The songs are established ones by such composers as Cole Porter (“Nobody’s chasing me”), George Gershwin (“I can’t be bothered now”), Richard Rodgers (“From another world”), Harold Arlen (“Down with love”), Vernon Duke (“That’s what makes Paris Paree”), and Gus Kahn (“I’ll never be the same”). One is actually attributed to Marie Antoinette (“La jardinière du Roi”)! Not one of them advances the plot and several are used as numbers performed at the night club.
(Notice that Porter’s “I love Paris in the springtime” is not included. Too obvious? Or copyright limitations?)
I wonder how they got the copyrights to all these numbers in so short a time. Nevertheless, it is good to hear unfamiliar numbers from shows seldom if ever revived and from composers like Paul Durand (“Mademoiselle de Paris”) of whom I know nothing.
Gale Sherwood makes a pleasant if not very complex love interest and her voice is operatic.
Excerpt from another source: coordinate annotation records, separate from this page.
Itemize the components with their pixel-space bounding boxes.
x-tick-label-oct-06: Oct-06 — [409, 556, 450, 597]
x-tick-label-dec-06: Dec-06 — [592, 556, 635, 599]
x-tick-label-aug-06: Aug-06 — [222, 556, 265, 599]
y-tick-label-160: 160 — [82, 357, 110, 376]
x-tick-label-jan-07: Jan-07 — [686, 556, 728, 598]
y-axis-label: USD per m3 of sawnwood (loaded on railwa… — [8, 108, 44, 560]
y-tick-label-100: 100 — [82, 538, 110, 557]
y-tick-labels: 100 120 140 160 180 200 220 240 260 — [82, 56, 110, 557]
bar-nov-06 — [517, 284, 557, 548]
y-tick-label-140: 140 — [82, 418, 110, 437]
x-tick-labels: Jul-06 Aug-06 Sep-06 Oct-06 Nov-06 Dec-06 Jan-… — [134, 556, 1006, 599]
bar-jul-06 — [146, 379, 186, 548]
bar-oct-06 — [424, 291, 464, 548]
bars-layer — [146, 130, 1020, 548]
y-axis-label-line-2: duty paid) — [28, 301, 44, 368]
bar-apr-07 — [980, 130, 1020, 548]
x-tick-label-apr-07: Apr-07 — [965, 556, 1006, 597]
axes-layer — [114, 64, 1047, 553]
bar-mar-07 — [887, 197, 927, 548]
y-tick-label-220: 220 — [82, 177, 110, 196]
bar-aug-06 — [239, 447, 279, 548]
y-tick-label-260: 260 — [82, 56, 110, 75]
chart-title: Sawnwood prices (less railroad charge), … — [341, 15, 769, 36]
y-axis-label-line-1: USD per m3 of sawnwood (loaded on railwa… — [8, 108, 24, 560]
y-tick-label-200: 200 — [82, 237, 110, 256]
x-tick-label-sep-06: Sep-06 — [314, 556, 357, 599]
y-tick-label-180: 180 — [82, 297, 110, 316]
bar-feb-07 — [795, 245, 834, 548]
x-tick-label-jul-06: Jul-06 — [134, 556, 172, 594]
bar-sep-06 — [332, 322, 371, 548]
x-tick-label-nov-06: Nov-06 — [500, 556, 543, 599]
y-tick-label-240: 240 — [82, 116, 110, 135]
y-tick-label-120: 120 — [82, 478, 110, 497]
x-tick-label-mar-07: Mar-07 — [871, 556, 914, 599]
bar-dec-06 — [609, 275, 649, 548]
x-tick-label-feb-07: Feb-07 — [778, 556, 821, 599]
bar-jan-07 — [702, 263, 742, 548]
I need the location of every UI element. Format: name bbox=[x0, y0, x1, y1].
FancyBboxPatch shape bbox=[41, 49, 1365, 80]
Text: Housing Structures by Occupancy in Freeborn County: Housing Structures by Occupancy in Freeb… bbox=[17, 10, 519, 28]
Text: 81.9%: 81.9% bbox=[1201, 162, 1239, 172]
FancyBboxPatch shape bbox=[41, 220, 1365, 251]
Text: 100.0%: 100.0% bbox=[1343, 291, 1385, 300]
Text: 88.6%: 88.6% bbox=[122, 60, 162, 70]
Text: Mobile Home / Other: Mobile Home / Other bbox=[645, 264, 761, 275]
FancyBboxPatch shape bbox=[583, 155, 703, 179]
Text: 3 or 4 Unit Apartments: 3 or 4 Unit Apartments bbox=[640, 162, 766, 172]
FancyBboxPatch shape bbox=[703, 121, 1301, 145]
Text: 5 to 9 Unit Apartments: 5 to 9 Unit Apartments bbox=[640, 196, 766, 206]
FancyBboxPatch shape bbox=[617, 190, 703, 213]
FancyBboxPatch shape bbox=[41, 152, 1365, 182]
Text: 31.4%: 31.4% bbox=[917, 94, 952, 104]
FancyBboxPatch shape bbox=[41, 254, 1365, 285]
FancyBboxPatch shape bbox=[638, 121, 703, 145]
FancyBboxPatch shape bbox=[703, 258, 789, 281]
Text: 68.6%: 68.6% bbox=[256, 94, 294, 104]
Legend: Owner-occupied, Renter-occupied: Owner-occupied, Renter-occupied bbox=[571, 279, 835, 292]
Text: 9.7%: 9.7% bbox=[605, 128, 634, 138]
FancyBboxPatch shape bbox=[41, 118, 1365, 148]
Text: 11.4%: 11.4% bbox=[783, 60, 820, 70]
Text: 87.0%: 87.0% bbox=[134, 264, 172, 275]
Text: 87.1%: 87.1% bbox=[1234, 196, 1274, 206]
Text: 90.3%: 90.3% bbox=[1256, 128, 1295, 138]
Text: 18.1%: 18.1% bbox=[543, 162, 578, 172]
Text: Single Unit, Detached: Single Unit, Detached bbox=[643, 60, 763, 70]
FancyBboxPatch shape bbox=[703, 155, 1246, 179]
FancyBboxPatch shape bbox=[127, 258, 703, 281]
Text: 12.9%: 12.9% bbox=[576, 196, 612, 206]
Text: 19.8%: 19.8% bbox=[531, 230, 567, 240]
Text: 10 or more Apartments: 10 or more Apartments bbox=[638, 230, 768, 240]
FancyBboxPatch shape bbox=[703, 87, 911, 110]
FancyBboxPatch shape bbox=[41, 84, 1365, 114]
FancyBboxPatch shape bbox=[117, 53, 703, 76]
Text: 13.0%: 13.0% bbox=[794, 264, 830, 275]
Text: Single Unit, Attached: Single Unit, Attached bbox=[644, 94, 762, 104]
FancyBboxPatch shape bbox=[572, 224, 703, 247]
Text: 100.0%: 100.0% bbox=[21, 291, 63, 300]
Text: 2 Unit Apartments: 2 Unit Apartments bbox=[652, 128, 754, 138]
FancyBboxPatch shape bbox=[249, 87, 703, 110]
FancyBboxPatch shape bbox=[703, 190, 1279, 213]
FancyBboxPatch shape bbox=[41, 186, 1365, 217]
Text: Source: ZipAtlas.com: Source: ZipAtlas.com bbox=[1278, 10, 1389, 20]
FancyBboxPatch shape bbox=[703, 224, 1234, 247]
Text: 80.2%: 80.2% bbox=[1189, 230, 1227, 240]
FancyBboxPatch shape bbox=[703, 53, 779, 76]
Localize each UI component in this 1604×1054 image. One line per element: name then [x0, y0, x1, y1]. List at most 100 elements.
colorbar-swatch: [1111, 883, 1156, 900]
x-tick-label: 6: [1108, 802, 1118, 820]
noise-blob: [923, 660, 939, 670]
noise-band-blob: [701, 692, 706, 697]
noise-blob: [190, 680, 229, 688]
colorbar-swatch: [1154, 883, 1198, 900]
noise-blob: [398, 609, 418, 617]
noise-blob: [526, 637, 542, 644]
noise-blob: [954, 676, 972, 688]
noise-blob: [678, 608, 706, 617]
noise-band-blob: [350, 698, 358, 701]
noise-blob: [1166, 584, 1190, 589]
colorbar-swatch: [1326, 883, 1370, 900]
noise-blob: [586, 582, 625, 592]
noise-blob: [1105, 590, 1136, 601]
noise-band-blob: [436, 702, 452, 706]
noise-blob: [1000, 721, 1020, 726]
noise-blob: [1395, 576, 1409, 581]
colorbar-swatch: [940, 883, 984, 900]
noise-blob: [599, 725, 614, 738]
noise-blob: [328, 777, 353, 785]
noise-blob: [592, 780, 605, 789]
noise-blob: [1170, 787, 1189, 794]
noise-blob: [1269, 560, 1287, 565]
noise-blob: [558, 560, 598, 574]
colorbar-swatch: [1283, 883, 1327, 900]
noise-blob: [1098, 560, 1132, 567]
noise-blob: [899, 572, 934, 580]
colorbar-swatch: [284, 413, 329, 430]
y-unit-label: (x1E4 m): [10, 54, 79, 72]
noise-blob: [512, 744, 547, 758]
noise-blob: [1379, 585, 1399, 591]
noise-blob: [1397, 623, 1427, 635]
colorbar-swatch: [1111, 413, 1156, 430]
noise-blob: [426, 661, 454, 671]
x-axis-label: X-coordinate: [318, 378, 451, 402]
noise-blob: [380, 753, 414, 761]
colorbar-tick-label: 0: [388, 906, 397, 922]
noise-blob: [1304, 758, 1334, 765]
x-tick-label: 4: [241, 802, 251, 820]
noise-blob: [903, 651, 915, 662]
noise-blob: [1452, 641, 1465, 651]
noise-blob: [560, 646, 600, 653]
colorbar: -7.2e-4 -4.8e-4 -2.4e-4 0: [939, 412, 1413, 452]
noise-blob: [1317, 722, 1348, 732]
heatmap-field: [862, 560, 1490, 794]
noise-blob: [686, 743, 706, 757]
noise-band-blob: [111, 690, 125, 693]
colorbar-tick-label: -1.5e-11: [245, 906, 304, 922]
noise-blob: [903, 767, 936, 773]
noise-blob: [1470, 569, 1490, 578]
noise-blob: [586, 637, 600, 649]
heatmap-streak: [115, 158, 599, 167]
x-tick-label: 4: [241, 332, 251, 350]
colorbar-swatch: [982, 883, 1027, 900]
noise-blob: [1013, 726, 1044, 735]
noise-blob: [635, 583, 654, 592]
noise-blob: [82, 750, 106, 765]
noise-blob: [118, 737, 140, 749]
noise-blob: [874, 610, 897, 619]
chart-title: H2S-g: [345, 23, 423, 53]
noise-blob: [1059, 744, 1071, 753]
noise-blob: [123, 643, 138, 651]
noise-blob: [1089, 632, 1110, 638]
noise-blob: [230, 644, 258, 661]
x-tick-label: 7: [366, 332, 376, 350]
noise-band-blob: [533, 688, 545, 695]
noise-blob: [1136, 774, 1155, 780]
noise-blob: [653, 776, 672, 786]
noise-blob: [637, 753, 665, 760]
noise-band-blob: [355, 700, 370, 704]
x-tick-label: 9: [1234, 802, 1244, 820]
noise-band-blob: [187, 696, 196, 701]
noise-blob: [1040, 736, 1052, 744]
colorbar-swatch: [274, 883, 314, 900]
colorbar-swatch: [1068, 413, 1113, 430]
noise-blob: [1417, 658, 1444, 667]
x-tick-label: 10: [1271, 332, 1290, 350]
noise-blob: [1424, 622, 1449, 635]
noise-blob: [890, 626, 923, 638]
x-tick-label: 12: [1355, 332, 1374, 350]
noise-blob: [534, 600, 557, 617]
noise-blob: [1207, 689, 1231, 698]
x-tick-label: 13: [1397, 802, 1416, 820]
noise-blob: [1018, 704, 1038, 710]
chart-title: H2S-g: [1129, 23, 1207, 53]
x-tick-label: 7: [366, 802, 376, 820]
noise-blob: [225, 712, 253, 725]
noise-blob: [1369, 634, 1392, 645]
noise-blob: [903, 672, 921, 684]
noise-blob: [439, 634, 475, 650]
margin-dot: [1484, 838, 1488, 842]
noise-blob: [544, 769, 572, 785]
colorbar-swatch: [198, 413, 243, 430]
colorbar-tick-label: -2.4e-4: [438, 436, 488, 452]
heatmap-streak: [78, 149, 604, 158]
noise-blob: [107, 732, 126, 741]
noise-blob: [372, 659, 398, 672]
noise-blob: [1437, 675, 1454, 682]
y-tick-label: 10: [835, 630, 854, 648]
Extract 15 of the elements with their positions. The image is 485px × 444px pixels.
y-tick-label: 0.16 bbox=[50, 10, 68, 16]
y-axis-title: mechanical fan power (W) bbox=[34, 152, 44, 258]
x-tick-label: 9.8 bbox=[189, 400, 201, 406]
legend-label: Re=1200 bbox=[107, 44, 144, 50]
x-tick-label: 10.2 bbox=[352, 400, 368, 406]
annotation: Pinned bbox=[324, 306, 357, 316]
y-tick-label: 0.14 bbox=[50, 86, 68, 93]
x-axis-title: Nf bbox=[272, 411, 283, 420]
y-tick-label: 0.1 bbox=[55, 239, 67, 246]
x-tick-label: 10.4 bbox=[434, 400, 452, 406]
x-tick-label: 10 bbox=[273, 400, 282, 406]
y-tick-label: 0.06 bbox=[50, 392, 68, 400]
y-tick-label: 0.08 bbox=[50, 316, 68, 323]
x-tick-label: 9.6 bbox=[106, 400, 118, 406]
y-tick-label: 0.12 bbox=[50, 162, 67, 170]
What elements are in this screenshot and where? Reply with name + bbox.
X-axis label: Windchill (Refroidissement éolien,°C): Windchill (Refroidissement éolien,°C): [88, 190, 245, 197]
Jack Whiting brings that old-time vaudeville perfection to the song and dance routines, while Helen Gallagher brings down the house in her solo night club number, reminding me of Gwen Verdon at her best. Carlton Carpenter is amiable, while chanteuse Genevieve shows up to deliver one song and is not seen again.
But alas, there is a slight vacuum in the middle of things and that is Dan Dailey. As good a dancer as he is (and we don’t get to see much of him dancing), his singing voice varies from adequate to quite awful. His acting skills are minimal and (sorry to say this) he simply lacks the good looks needed for a part like this.
The black and white video is primitive, of course, but this just adds to the charm. And you can even see the commercials as a bonus! Thank you, VAI, for this treat.